Practical suggestions to let go of guilt
· Acknowledge and Accept - Recognise your feelings of guilt and accept them as a natural response to your actions. Avoid suppressing or denying your guilt, as this can make it more difficult to address.
· Understand the Source - Reflect on the situation that triggered your guilt. Understand what actions or decisions led to these feelings and why they are causing you to feel guilty. Is this adaptive or maladaptive guilt?
· Take Responsibility - Accept responsibility for your actions if you were indeed involved in causing harm or wrongdoing. Owning up to your mistakes is an important step towards resolving guilt. Taking responsibility for guilt that isn’t your fault is usually detrimental to one’s own mental well-being.
· Apologise and Make Amends - If your guilt is related to hurting someone else, consider apologising and making amends. This could involve a sincere apology, offering help, or taking steps to rectify the situation.
· Learn from Mistakes - Use the experience as an opportunity for personal growth. Learn from your mistakes and make a conscious effort to avoid repeating them in the future. Humans make mistakes, so please be accepting of your mistakes.
· Practice Self-Compassion - Treat yourself with the same kindness and understanding you would offer to a friend. Remember that everyone makes mistakes, and you're not defined solely by your actions.
· Engage in Positive Actions - Counteract the feelings of guilt by engaging in positive actions. Volunteering, helping others, or contributing to your community can help you focus on making a positive impact.
· Mindfulness and Meditation - Practices like mindfulness and meditation can help you stay present and manage negative emotions, including guilt. They can provide a space to observe your feelings without judgment.

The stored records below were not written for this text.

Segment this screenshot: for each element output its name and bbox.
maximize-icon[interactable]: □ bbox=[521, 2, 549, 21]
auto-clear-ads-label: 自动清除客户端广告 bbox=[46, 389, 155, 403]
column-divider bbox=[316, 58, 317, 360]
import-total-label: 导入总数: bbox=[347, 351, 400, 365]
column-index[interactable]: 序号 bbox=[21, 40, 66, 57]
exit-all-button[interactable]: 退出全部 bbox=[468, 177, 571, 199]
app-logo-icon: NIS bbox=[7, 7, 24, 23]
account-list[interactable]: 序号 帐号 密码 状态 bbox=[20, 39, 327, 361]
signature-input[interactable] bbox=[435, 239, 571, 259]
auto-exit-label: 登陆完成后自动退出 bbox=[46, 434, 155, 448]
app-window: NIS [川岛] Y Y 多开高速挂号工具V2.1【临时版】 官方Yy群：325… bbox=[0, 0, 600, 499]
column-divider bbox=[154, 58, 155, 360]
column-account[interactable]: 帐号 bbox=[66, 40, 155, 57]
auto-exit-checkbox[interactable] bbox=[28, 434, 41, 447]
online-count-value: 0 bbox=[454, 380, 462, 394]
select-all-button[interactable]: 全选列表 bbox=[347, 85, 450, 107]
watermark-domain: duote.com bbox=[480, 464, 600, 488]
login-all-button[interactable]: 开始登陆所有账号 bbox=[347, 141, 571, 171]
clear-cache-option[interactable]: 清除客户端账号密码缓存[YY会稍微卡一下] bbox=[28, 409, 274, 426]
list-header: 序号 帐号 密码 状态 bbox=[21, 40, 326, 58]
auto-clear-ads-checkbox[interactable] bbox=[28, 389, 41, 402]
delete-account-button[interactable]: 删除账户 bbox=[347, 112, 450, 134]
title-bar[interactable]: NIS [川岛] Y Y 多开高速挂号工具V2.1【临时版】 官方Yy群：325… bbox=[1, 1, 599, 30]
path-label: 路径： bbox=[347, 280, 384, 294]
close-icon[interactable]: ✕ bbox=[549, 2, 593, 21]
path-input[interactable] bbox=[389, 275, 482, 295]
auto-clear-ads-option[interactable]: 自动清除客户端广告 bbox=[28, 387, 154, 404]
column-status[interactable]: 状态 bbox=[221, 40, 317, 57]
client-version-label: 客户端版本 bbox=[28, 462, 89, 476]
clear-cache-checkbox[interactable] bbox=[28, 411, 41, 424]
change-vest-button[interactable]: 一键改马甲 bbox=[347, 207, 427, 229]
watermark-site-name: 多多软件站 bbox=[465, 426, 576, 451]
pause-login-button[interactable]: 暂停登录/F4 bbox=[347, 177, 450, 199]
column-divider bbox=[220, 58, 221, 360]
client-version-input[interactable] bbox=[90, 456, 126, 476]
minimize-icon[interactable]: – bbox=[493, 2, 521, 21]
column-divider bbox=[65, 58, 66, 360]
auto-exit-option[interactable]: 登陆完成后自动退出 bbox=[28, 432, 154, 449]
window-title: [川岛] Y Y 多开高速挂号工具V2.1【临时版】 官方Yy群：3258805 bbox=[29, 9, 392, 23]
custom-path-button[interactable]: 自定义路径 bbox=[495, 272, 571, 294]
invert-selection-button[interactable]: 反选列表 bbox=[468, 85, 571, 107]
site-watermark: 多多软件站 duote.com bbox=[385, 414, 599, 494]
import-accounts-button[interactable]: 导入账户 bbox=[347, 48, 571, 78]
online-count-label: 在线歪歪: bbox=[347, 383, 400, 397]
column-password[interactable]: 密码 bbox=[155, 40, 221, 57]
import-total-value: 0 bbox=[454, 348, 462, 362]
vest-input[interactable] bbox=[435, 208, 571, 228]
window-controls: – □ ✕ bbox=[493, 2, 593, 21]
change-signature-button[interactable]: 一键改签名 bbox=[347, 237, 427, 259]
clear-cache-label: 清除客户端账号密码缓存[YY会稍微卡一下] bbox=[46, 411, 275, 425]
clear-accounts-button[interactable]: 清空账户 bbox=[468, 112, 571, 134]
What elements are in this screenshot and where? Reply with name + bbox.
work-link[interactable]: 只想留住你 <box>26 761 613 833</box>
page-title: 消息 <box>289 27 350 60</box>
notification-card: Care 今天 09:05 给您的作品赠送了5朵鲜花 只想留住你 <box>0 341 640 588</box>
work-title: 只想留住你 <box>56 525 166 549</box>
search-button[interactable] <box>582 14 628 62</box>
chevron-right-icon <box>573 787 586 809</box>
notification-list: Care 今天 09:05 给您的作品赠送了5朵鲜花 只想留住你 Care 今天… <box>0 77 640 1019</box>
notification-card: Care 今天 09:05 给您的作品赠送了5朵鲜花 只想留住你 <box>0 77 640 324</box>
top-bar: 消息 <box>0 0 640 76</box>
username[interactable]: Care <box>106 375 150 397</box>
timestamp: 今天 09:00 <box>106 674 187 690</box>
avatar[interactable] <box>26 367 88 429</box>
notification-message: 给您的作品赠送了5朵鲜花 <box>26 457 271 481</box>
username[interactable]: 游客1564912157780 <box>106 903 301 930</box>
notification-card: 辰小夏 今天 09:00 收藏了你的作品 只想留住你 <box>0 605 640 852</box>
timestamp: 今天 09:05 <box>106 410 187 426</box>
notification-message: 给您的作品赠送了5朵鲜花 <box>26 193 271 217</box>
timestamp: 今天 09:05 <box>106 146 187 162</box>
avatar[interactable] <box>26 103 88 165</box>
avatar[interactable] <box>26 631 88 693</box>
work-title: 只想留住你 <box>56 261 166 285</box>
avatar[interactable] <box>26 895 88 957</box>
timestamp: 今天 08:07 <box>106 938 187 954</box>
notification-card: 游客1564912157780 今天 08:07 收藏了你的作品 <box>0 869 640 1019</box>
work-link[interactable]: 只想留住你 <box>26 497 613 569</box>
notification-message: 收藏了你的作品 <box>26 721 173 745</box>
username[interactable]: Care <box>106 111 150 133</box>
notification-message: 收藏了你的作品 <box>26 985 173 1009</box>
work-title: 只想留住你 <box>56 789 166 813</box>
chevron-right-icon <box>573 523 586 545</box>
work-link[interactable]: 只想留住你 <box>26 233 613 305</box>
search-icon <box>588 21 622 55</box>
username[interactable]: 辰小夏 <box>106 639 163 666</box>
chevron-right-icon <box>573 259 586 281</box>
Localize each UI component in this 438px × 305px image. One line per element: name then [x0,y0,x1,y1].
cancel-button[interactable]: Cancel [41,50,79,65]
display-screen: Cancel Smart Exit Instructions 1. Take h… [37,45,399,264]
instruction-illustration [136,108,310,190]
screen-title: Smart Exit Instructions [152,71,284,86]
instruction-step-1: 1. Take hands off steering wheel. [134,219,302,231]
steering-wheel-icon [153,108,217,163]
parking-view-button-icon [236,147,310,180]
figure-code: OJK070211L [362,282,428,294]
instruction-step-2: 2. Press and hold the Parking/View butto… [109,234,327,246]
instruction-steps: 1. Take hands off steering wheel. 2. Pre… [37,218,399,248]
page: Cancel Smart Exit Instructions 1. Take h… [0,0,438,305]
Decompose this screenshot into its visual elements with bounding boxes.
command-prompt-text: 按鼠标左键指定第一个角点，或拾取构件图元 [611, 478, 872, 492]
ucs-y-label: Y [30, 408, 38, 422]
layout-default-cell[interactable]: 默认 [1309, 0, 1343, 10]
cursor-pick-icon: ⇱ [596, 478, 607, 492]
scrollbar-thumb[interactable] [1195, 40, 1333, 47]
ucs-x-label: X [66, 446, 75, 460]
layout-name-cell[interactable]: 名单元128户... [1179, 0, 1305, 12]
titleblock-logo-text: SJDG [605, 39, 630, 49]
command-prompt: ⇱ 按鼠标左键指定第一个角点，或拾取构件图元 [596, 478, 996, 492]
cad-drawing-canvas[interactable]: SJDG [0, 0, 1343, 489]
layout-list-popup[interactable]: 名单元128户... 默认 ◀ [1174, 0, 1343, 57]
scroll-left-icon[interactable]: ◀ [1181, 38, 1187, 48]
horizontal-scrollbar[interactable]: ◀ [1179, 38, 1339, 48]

· Seek Forgiveness - If your guilt is related to hurting someone else, try to seek forgiveness from the person you've hurt. Understand that forgiveness is a process and may not always be granted, but expressing your remorse can be important.
· Set Realistic Standards - Sometimes guilt can stem from having unrealistic expectations of yourself. Remember that perfection is not attainable, and it's okay to make mistakes.
· Focus on the Present and Future - While it's important to learn from the past, dwelling on it excessively can hinder your progress. Shift your focus towards the present moment and your future actions.
· Engage in Self-Care - Taking care of your physical and emotional well-being can improve your overall mood and resilience. Engage in activities that bring you joy and relaxation.
· Professional Help - If your feelings of guilt are overwhelming or persisting, consider seeking support from a therapist or counsellor. They can help you explore these feelings and develop coping strategies.
Using Bach Remedies to Release Guilt
Bach™ Original Flower remedies are a range of 38 flower essences made from wild flowers, trees and bushes, capturing the positive potential of the plants they’re made from. Dr Bach devoted his life to exploring the use of flowers and plants to create a simple, natural and gentle approach to emotional balance.
Bach flower remedies can help deal with and clear emotional/negative emotional and mental states. Their power to resolve and help dissolve feelings of guilt, sadness, invalidation, grief, fear, and anger is quite amazing.
Pine – for guilt, unworthiness and self-reproach
Willow – for self-pity, hurt, blame, resentment and bitterness
Honeysuckle – for living in the past, bereaved, nostalgia
Crab Apple – for self-loathing
Agrimony – for inner turmoil behind a cheerful face
Gentian – for discouragement after setbacks, pessimism
Holly – for (self) hatred, hostility
Add a few drops of your chosen remedy to a glass of water, 4 times a day or you can speak to a qualified Bach Practitioner for a tailored blend based on your unique needs.